Ora, se não há conflitos, os experts em palestras, cursos, imersões e demais produtos para destravar “gatilhos”, curar a criança interior, ressignificar e todas essas maravilhas… não sobreviveriam!
A rede social nos acena com tudo de que precisamos para viver bem.
Se não estivermos “alinhados”, a solução está aí, ao nosso alcance. Em suaves, ou nem tanto, parcelas mensais.
Pelo volume de terapias, cursos e tratamentos alardeados, os humanos, já deveriam estar a um passo da perfeição.
É inadmissível que nós, pessoas esclarecidas e atualizadas com as inúmeras soluções disponíveis, ainda não estejamos “terapeutizados” e vivendo prósperos e felizes! E dormindo bem…
Mas o que Felícia tem a ver com isso?
Nada. E tudo.
A sua postura nobre, o olhar de esfinge, o desdém ao ver que me aconcheguei de volta aos lençóis… tudo me mostra que a serenidade é um luxo.
É madrugada.
“Não nos levantaremos ainda”, penso, suspirando.

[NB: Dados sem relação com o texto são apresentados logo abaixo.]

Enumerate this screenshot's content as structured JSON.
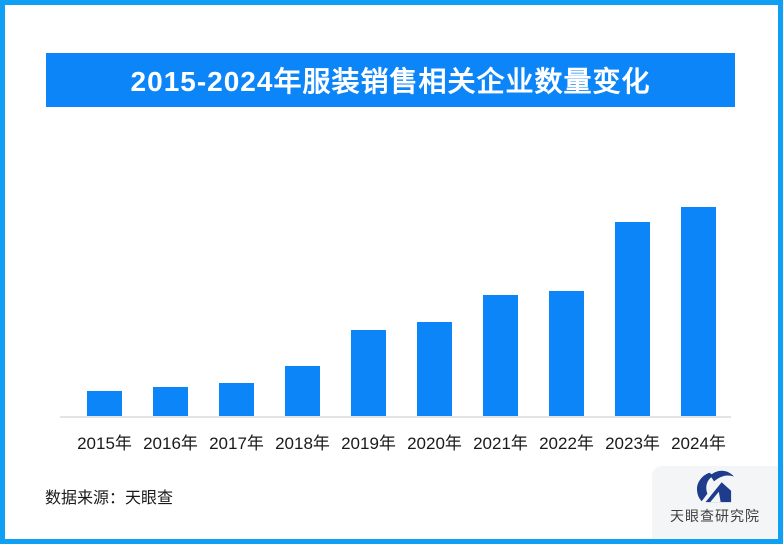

Ela apenas abaixa a carinha nos lençóis e fica com os olhos semiabertos.
Serena. “Quem está com insônia não sou eu” é o seu recado.
Resolvi aproveitar o tempo e procurei alguma leitura interessante no celular.
Lixo.
Anúncios de coachs, vendedores de pós (não me entendam mal!) e chás para reumatismos, gastrites, quedas de cabelo, impotência; e o que mais você precisar. Lixo…
Mais uma vez, olho a hora no mostrador do celular.
Ela avançou, mas o sono não retornou…
Continuo a me ocupar no infinito mundo virtual, até que chego ao Threads…
Não. Não posso chegar ao fundo do poço.
Felícia? Plácida e serena, dorme.
Não é ela que tem insônia. Ela não tem truques.
Ela não é humana…
Cubro a cabeça e retomo o velho e eficiente conselho dos meus avós:
Contar carneirinhos.
Felícia dorme…
Maria Elza.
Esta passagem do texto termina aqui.